As I sit cozily in my corner of the unseen, my heart whispers, ‘This is a beautiful community.’
That’s where the nerve of longing hits. The shelter of being unknown slowly begins to close in and the certainty of loneliness reveals itself. What seems safe and cozy begins to feel tight and threatening. Empty.
Boldly, I beg God for more than this.
I love the picture of friendship that God outlines to us in 1 Samuel 18:18.
Two souls were knit in commitment to love each other as they love themselves. That is it. That’s the truth of community my heart needed to know. The truth I need to pursue, need to live out.
This insecure introvert often feels convicted by the desire to hide. To build a life around the explanation that I am shy, the excuse that my schedule is full, the truth that I need space. In the end, each and every self-focused reason for separation and withdrawal leads me no closer to the soul knitting connection with God’s people that He placed me on this earth to build a life with.
In this next season, I surrender.
….to the fear of vulnerability.
….the idea that I can do this life alone.
….to the gift of more Jesus through loving His people well.
In this season, let love come teach me to look beyond my needs and learn to love unselfishly and grace-filled. May He lead as I stumble my way through guiding my family outside ourselves and into the new community we are planted in.

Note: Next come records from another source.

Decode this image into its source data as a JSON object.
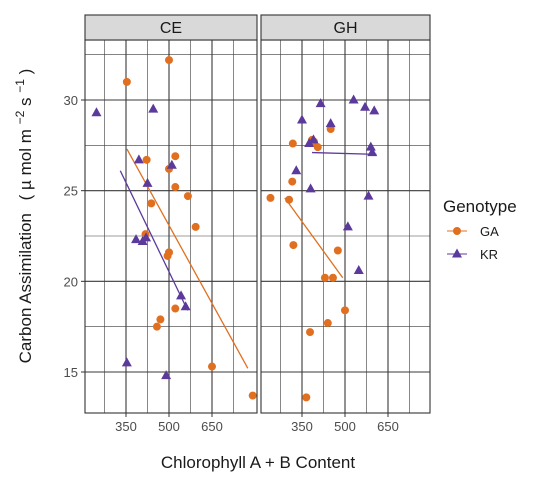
{
  "chart_data": {
    "type": "scatter",
    "xlabel": "Chlorophyll A + B Content",
    "ylabel_main": "Carbon Assimilation",
    "ylabel_units": {
      "open": "(",
      "mu": "µ",
      "mol": " mol m",
      "exp1": "−2",
      "s": " s",
      "exp2": "−1",
      "close": ")"
    },
    "facets": [
      "CE",
      "GH"
    ],
    "x_ticks": [
      350,
      500,
      650
    ],
    "y_ticks": [
      15,
      20,
      25,
      30
    ],
    "xlim": [
      225,
      820
    ],
    "ylim": [
      12.8,
      32.8
    ],
    "grid": true,
    "legend": {
      "title": "Genotype",
      "position": "right",
      "entries": [
        {
          "name": "GA",
          "color": "#E07020",
          "shape": "circle"
        },
        {
          "name": "KR",
          "color": "#5B3A9B",
          "shape": "triangle"
        }
      ]
    },
    "series": [
      {
        "name": "GA",
        "color": "#E07020",
        "panels": [
          {
            "facet": "CE",
            "points": [
              [
                353,
                31.0
              ],
              [
                422,
                26.7
              ],
              [
                438,
                24.3
              ],
              [
                418,
                22.6
              ],
              [
                470,
                17.9
              ],
              [
                458,
                17.5
              ],
              [
                495,
                21.4
              ],
              [
                500,
                21.6
              ],
              [
                500,
                26.2
              ],
              [
                500,
                32.2
              ],
              [
                522,
                26.9
              ],
              [
                522,
                25.2
              ],
              [
                522,
                18.5
              ],
              [
                566,
                24.7
              ],
              [
                593,
                23.0
              ],
              [
                650,
                15.3
              ],
              [
                792,
                13.7
              ]
            ],
            "trend": [
              [
                353,
                27.3
              ],
              [
                775,
                15.2
              ]
            ]
          },
          {
            "facet": "GH",
            "points": [
              [
                240,
                24.6
              ],
              [
                305,
                24.5
              ],
              [
                316,
                25.5
              ],
              [
                318,
                27.6
              ],
              [
                320,
                22.0
              ],
              [
                365,
                13.6
              ],
              [
                378,
                17.2
              ],
              [
                385,
                27.8
              ],
              [
                392,
                27.7
              ],
              [
                405,
                27.4
              ],
              [
                430,
                20.2
              ],
              [
                450,
                28.4
              ],
              [
                458,
                20.2
              ],
              [
                440,
                17.7
              ],
              [
                475,
                21.7
              ],
              [
                500,
                18.4
              ]
            ],
            "trend": [
              [
                290,
                24.6
              ],
              [
                492,
                20.2
              ]
            ]
          }
        ]
      },
      {
        "name": "KR",
        "color": "#5B3A9B",
        "panels": [
          {
            "facet": "CE",
            "points": [
              [
                247,
                29.3
              ],
              [
                353,
                15.5
              ],
              [
                385,
                22.3
              ],
              [
                395,
                26.7
              ],
              [
                408,
                22.2
              ],
              [
                420,
                22.4
              ],
              [
                425,
                25.4
              ],
              [
                445,
                29.5
              ],
              [
                490,
                14.8
              ],
              [
                510,
                26.4
              ],
              [
                542,
                19.2
              ],
              [
                558,
                18.6
              ]
            ],
            "trend": [
              [
                330,
                26.1
              ],
              [
                565,
                18.4
              ]
            ]
          },
          {
            "facet": "GH",
            "points": [
              [
                330,
                26.1
              ],
              [
                350,
                28.9
              ],
              [
                375,
                27.6
              ],
              [
                380,
                25.1
              ],
              [
                390,
                27.8
              ],
              [
                415,
                29.8
              ],
              [
                450,
                28.7
              ],
              [
                510,
                23.0
              ],
              [
                530,
                30.0
              ],
              [
                548,
                20.6
              ],
              [
                570,
                29.6
              ],
              [
                582,
                24.7
              ],
              [
                590,
                27.4
              ],
              [
                595,
                27.1
              ],
              [
                602,
                29.4
              ]
            ],
            "trend": [
              [
                385,
                27.1
              ],
              [
                610,
                27.0
              ]
            ]
          }
        ]
      }
    ]
  }
}
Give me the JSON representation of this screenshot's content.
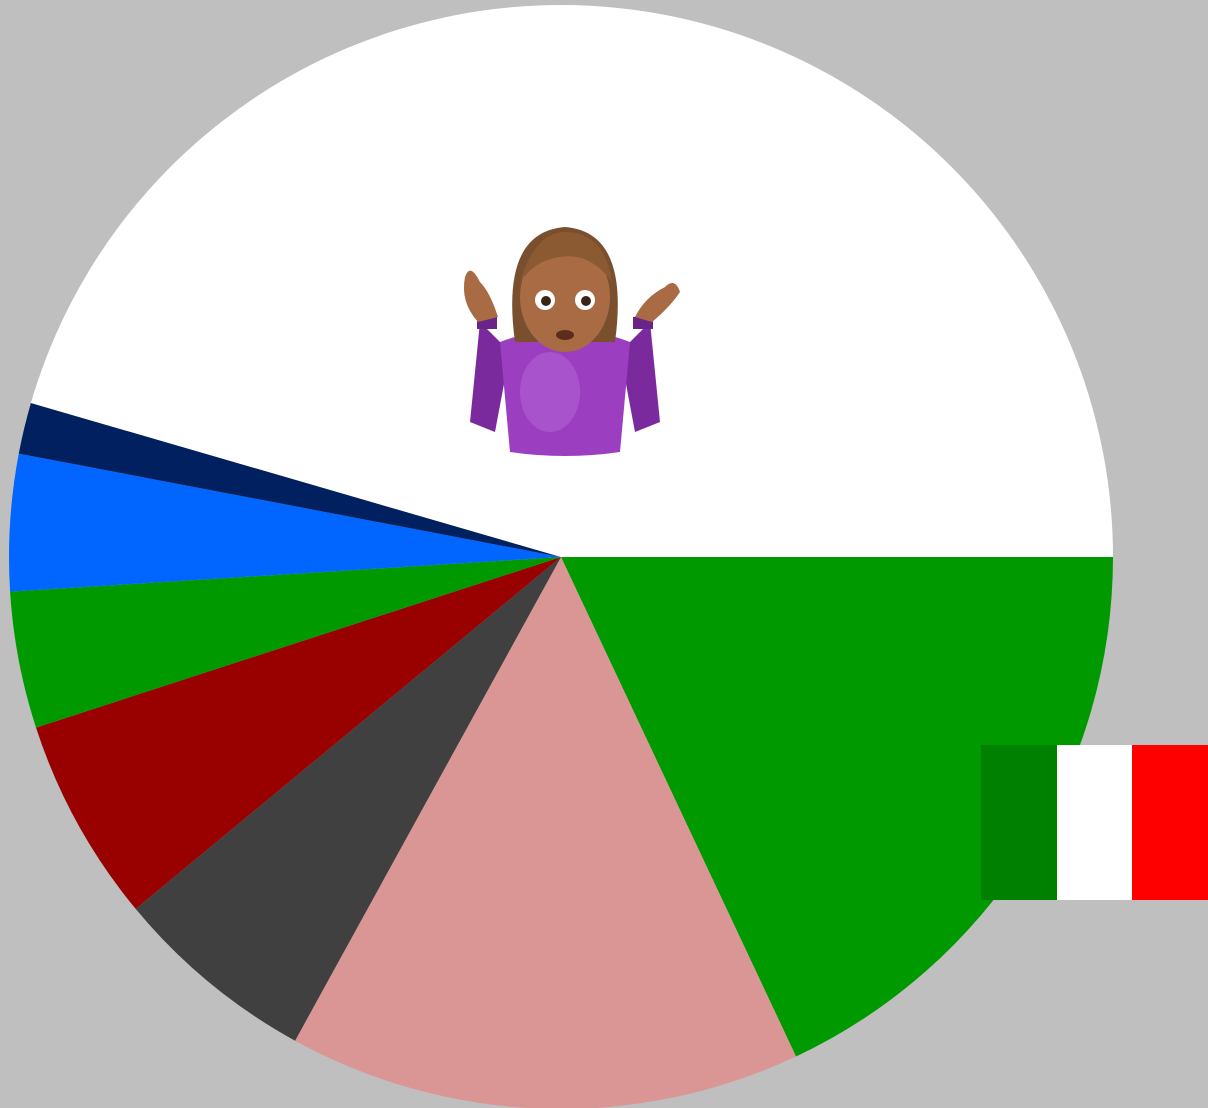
{
  "chart_data": {
    "type": "pie",
    "title": "",
    "start_angle_deg": 0,
    "direction": "clockwise",
    "slices": [
      {
        "value": 18.0,
        "color": "#009900"
      },
      {
        "value": 15.0,
        "color": "#d99694"
      },
      {
        "value": 6.0,
        "color": "#404040"
      },
      {
        "value": 6.0,
        "color": "#990000"
      },
      {
        "value": 4.0,
        "color": "#009900"
      },
      {
        "value": 4.0,
        "color": "#0066ff"
      },
      {
        "value": 1.5,
        "color": "#002060"
      },
      {
        "value": 45.5,
        "color": "#ffffff"
      }
    ]
  },
  "decorations": {
    "shrug_icon": "person-shrugging-emoji",
    "flag_icon": "italy-flag",
    "flag_colors": [
      "#008000",
      "#ffffff",
      "#ff0000"
    ]
  },
  "colors": {
    "background": "#bfbfbf"
  }
}
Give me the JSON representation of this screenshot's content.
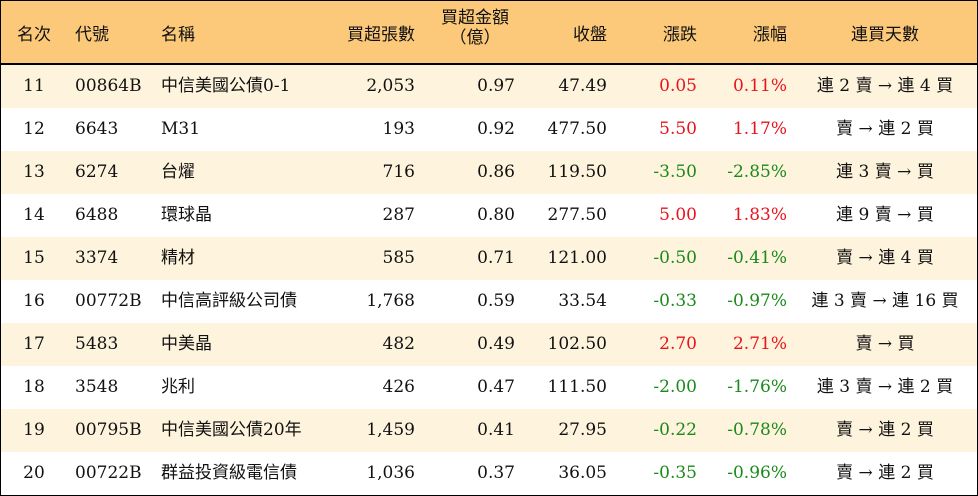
{
  "colors": {
    "header_bg": "#fbc979",
    "row_odd_bg": "#fef3dc",
    "row_even_bg": "#ffffff",
    "up": "#e8131d",
    "down": "#1a8a1a"
  },
  "headers": {
    "rank": "名次",
    "code": "代號",
    "name": "名稱",
    "net_buy_lots": "買超張數",
    "net_buy_amount_line1": "買超金額",
    "net_buy_amount_line2": "（億）",
    "close": "收盤",
    "change": "漲跌",
    "change_pct": "漲幅",
    "streak": "連買天數"
  },
  "rows": [
    {
      "rank": "11",
      "code": "00864B",
      "name": "中信美國公債0-1",
      "lots": "2,053",
      "amount": "0.97",
      "close": "47.49",
      "change": "0.05",
      "pct": "0.11%",
      "streak": "連 2 賣 → 連 4 買",
      "dir": "up"
    },
    {
      "rank": "12",
      "code": "6643",
      "name": "M31",
      "lots": "193",
      "amount": "0.92",
      "close": "477.50",
      "change": "5.50",
      "pct": "1.17%",
      "streak": "賣 → 連 2 買",
      "dir": "up"
    },
    {
      "rank": "13",
      "code": "6274",
      "name": "台燿",
      "lots": "716",
      "amount": "0.86",
      "close": "119.50",
      "change": "-3.50",
      "pct": "-2.85%",
      "streak": "連 3 賣 → 買",
      "dir": "down"
    },
    {
      "rank": "14",
      "code": "6488",
      "name": "環球晶",
      "lots": "287",
      "amount": "0.80",
      "close": "277.50",
      "change": "5.00",
      "pct": "1.83%",
      "streak": "連 9 賣 → 買",
      "dir": "up"
    },
    {
      "rank": "15",
      "code": "3374",
      "name": "精材",
      "lots": "585",
      "amount": "0.71",
      "close": "121.00",
      "change": "-0.50",
      "pct": "-0.41%",
      "streak": "賣 → 連 4 買",
      "dir": "down"
    },
    {
      "rank": "16",
      "code": "00772B",
      "name": "中信高評級公司債",
      "lots": "1,768",
      "amount": "0.59",
      "close": "33.54",
      "change": "-0.33",
      "pct": "-0.97%",
      "streak": "連 3 賣 → 連 16 買",
      "dir": "down"
    },
    {
      "rank": "17",
      "code": "5483",
      "name": "中美晶",
      "lots": "482",
      "amount": "0.49",
      "close": "102.50",
      "change": "2.70",
      "pct": "2.71%",
      "streak": "賣 → 買",
      "dir": "up"
    },
    {
      "rank": "18",
      "code": "3548",
      "name": "兆利",
      "lots": "426",
      "amount": "0.47",
      "close": "111.50",
      "change": "-2.00",
      "pct": "-1.76%",
      "streak": "連 3 賣 → 連 2 買",
      "dir": "down"
    },
    {
      "rank": "19",
      "code": "00795B",
      "name": "中信美國公債20年",
      "lots": "1,459",
      "amount": "0.41",
      "close": "27.95",
      "change": "-0.22",
      "pct": "-0.78%",
      "streak": "賣 → 連 2 買",
      "dir": "down"
    },
    {
      "rank": "20",
      "code": "00722B",
      "name": "群益投資級電信債",
      "lots": "1,036",
      "amount": "0.37",
      "close": "36.05",
      "change": "-0.35",
      "pct": "-0.96%",
      "streak": "賣 → 連 2 買",
      "dir": "down"
    }
  ]
}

How easy is it for us to feel like we need to protect our time, protect our family, and protect our hearts from the neediness of the world? Please know I hold a firm belief in boundaries and loving my family well. I am no stranger to unhealthy giving, robbing family of my best, or slipping into people-pleasing. That is a space in our hearts where wisdom needs to root and guide.
There is a balance of giving outside of our family unit and intentionally investing time and authentic love to others in our life. This outward focus allows us and our family the blessing of connecting with a larger purpose and feeling the responsibility to love others well, to know soul-knitting bond.
I once read a definition of community as a challenge to commit ourselves to live together as the people of God. What hope this give me.
In this cozy corner of the unknown, I chose now to seek the truth of that statement in my life one eager hello at a time.